The Italian motorcyclist Fabrizio Meoni died of a heart attack yesterday after a crash during stage 11 of the Dakar rally, a day after his Spanish rival Jose Manuel Perez died from his injuries.

Meoni, who was married with two children, won the Dakar rally in 2001 and 2002 and had said this race would be his last. He was second in the motorcycle standings after the 10th stage.

The 47-year-old was the 11th motorcyclist to die in the Dakar rally and the 45th competitor overall. Etienne Lavigne, the race director, said that Meoni, known by Italians as "The African", was tended by paramedics for 45 minutes at the scene of the crash, a third of the way through the stage between Atar and Kiffa in Mauritania.

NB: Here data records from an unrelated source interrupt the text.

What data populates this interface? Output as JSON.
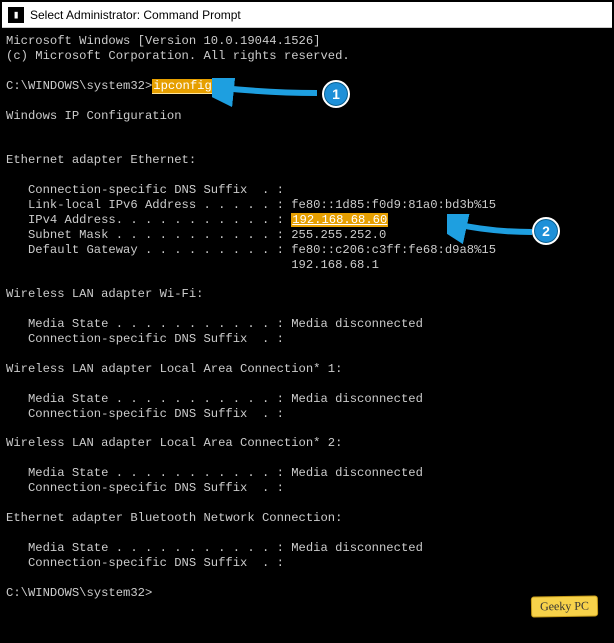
{
  "titlebar": {
    "icon": "cmd-icon",
    "text": "Select Administrator: Command Prompt"
  },
  "header": {
    "line1": "Microsoft Windows [Version 10.0.19044.1526]",
    "line2": "(c) Microsoft Corporation. All rights reserved."
  },
  "prompt1": {
    "prefix": "C:\\WINDOWS\\system32>",
    "command": "ipconfig"
  },
  "config_header": "Windows IP Configuration",
  "ethernet": {
    "title": "Ethernet adapter Ethernet:",
    "dns_suffix_label": "   Connection-specific DNS Suffix  . :",
    "ipv6_label": "   Link-local IPv6 Address . . . . . : ",
    "ipv6_value": "fe80::1d85:f0d9:81a0:bd3b%15",
    "ipv4_label": "   IPv4 Address. . . . . . . . . . . : ",
    "ipv4_value": "192.168.68.60",
    "mask_label": "   Subnet Mask . . . . . . . . . . . : ",
    "mask_value": "255.255.252.0",
    "gw_label": "   Default Gateway . . . . . . . . . : ",
    "gw_value1": "fe80::c206:c3ff:fe68:d9a8%15",
    "gw_value2_indent": "                                       ",
    "gw_value2": "192.168.68.1"
  },
  "wifi": {
    "title": "Wireless LAN adapter Wi-Fi:",
    "media_label": "   Media State . . . . . . . . . . . : ",
    "media_value": "Media disconnected",
    "dns_label": "   Connection-specific DNS Suffix  . :"
  },
  "lac1": {
    "title": "Wireless LAN adapter Local Area Connection* 1:",
    "media_label": "   Media State . . . . . . . . . . . : ",
    "media_value": "Media disconnected",
    "dns_label": "   Connection-specific DNS Suffix  . :"
  },
  "lac2": {
    "title": "Wireless LAN adapter Local Area Connection* 2:",
    "media_label": "   Media State . . . . . . . . . . . : ",
    "media_value": "Media disconnected",
    "dns_label": "   Connection-specific DNS Suffix  . :"
  },
  "bt": {
    "title": "Ethernet adapter Bluetooth Network Connection:",
    "media_label": "   Media State . . . . . . . . . . . : ",
    "media_value": "Media disconnected",
    "dns_label": "   Connection-specific DNS Suffix  . :"
  },
  "prompt2": "C:\\WINDOWS\\system32>",
  "annotations": {
    "badge1": "1",
    "badge2": "2",
    "arrow_color": "#1e9fe0"
  },
  "watermark": "Geeky PC"
}
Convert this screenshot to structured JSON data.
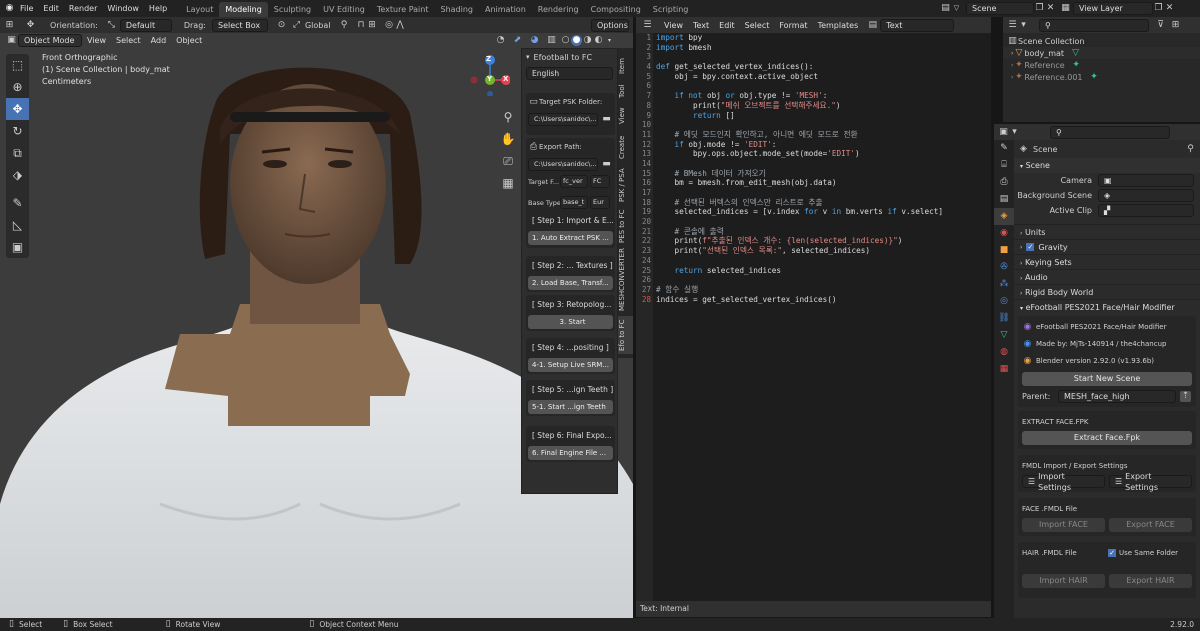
{
  "topbar": {
    "menus": [
      "File",
      "Edit",
      "Render",
      "Window",
      "Help"
    ],
    "workspaces": [
      "Layout",
      "Modeling",
      "Sculpting",
      "UV Editing",
      "Texture Paint",
      "Shading",
      "Animation",
      "Rendering",
      "Compositing",
      "Scripting"
    ],
    "active_workspace": "Modeling",
    "scene_label": "Scene",
    "view_layer_label": "View Layer"
  },
  "viewport": {
    "orientation_label": "Orientation:",
    "orientation_value": "Default",
    "drag_label": "Drag:",
    "drag_value": "Select Box",
    "transform_value": "Global",
    "options_label": "Options",
    "mode": "Object Mode",
    "menus": [
      "View",
      "Select",
      "Add",
      "Object"
    ],
    "info_line1": "Front Orthographic",
    "info_line2": "(1) Scene Collection | body_mat",
    "info_line3": "Centimeters",
    "gizmo_z": "Z",
    "gizmo_x": "X",
    "gizmo_y": "Y"
  },
  "npanel": {
    "title": "Efootball to FC",
    "language": "English",
    "target_psk_label": "Target PSK Folder:",
    "target_psk_value": "C:\\Users\\sanidoc\\...",
    "export_path_label": "Export Path:",
    "export_path_value": "C:\\Users\\sanidoc\\...",
    "target_f_label": "Target F...",
    "target_f_value": "fc_ver",
    "target_f_value2": "FC",
    "base_type_label": "Base Type:",
    "base_type_value": "base_t",
    "base_type_value2": "Eur",
    "steps": [
      {
        "label": "[ Step 1: Import & E...",
        "button": "1. Auto Extract PSK ..."
      },
      {
        "label": "[ Step 2: ... Textures ]",
        "button": "2. Load Base, Transf..."
      },
      {
        "label": "[ Step 3: Retopolog...",
        "button": "3. Start"
      },
      {
        "label": "[ Step 4: ...positing ]",
        "button": "4-1. Setup Live SRM..."
      },
      {
        "label": "[ Step 5: ...ign Teeth ]",
        "button": "5-1. Start ...ign Teeth"
      },
      {
        "label": "[ Step 6: Final Expo...",
        "button": "6. Final Engine File ..."
      }
    ],
    "tabs": [
      "Item",
      "Tool",
      "View",
      "Create",
      "PSK / PSA",
      "PES to FC",
      "MESHCONVERTER",
      "Efo to FC"
    ]
  },
  "texteditor": {
    "menus": [
      "View",
      "Text",
      "Edit",
      "Select",
      "Format",
      "Templates"
    ],
    "file_name": "Text",
    "footer": "Text: Internal",
    "line_count": 28,
    "lines": [
      "import bpy",
      "import bmesh",
      "",
      "def get_selected_vertex_indices():",
      "    obj = bpy.context.active_object",
      "",
      "    if not obj or obj.type != 'MESH':",
      "        print(\"메쉬 오브젝트를 선택해주세요.\")",
      "        return []",
      "",
      "    # 에딧 모드인지 확인하고, 아니면 에딧 모드로 전환",
      "    if obj.mode != 'EDIT':",
      "        bpy.ops.object.mode_set(mode='EDIT')",
      "",
      "    # BMesh 데이터 가져오기",
      "    bm = bmesh.from_edit_mesh(obj.data)",
      "",
      "    # 선택된 버텍스의 인덱스만 리스트로 추출",
      "    selected_indices = [v.index for v in bm.verts if v.select]",
      "",
      "    # 콘솔에 출력",
      "    print(f\"추출된 인덱스 개수: {len(selected_indices)}\")",
      "    print(\"선택된 인덱스 목록:\", selected_indices)",
      "",
      "    return selected_indices",
      "",
      "# 함수 실행",
      "indices = get_selected_vertex_indices()"
    ]
  },
  "outliner": {
    "root": "Scene Collection",
    "items": [
      "body_mat",
      "Reference",
      "Reference.001"
    ]
  },
  "properties": {
    "scene_name": "Scene",
    "scene_section": "Scene",
    "camera_label": "Camera",
    "background_label": "Background Scene",
    "clip_label": "Active Clip",
    "sections": [
      "Units",
      "Gravity",
      "Keying Sets",
      "Audio",
      "Rigid Body World"
    ],
    "addon_title": "eFootball PES2021 Face/Hair Modifier",
    "addon_name": "eFootball PES2021 Face/Hair Modifier",
    "made_by": "Made by: MjTs-140914 / the4chancup",
    "blender_version": "Blender version 2.92.0 (v1.93.6b)",
    "start_new_scene": "Start New Scene",
    "parent_label": "Parent:",
    "parent_value": "MESH_face_high",
    "extract_face_header": "EXTRACT FACE.FPK",
    "extract_face_button": "Extract Face.Fpk",
    "fmdl_header": "FMDL Import / Export Settings",
    "import_settings": "Import Settings",
    "export_settings": "Export Settings",
    "face_fmdl_header": "FACE .FMDL File",
    "import_face": "Import FACE",
    "export_face": "Export FACE",
    "hair_fmdl_header": "HAIR .FMDL File",
    "use_same_folder": "Use Same Folder",
    "import_hair": "Import HAIR",
    "export_hair": "Export HAIR"
  },
  "statusbar": {
    "select": "Select",
    "box_select": "Box Select",
    "rotate_view": "Rotate View",
    "context_menu": "Object Context Menu",
    "version": "2.92.0"
  },
  "colors": {
    "accent": "#4772b3",
    "gizmo_x": "#e8424e",
    "gizmo_y": "#75b52a",
    "gizmo_z": "#3a82e2"
  }
}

However, they were unable to revive him.

On Monday, Perez died in a Spanish hospital after a fall from his motorcycle during a stage in Mauritania last week.

"The Dakar rally is fascinating, it's part of our passion, but there are certain things you wish would never happen," the Italian newspaper La Repubblica quoted Meoni as saying after Perez's death.

The race was first held 26 years ago as the Paris-Dakar rally. The race no longer starts from the French capital.

In the car category yesterday, the German driver Jutta Kleinschmidt, driving a Volkswagen, won the 11th stage. He finished the 250-mile leg between Atar and Kiffa in 5hr 29min 37sec. The Frenchman Luc Alphand was 1min 4sec behind, with overall leader Stéphane Peterhansel 2:42 further back.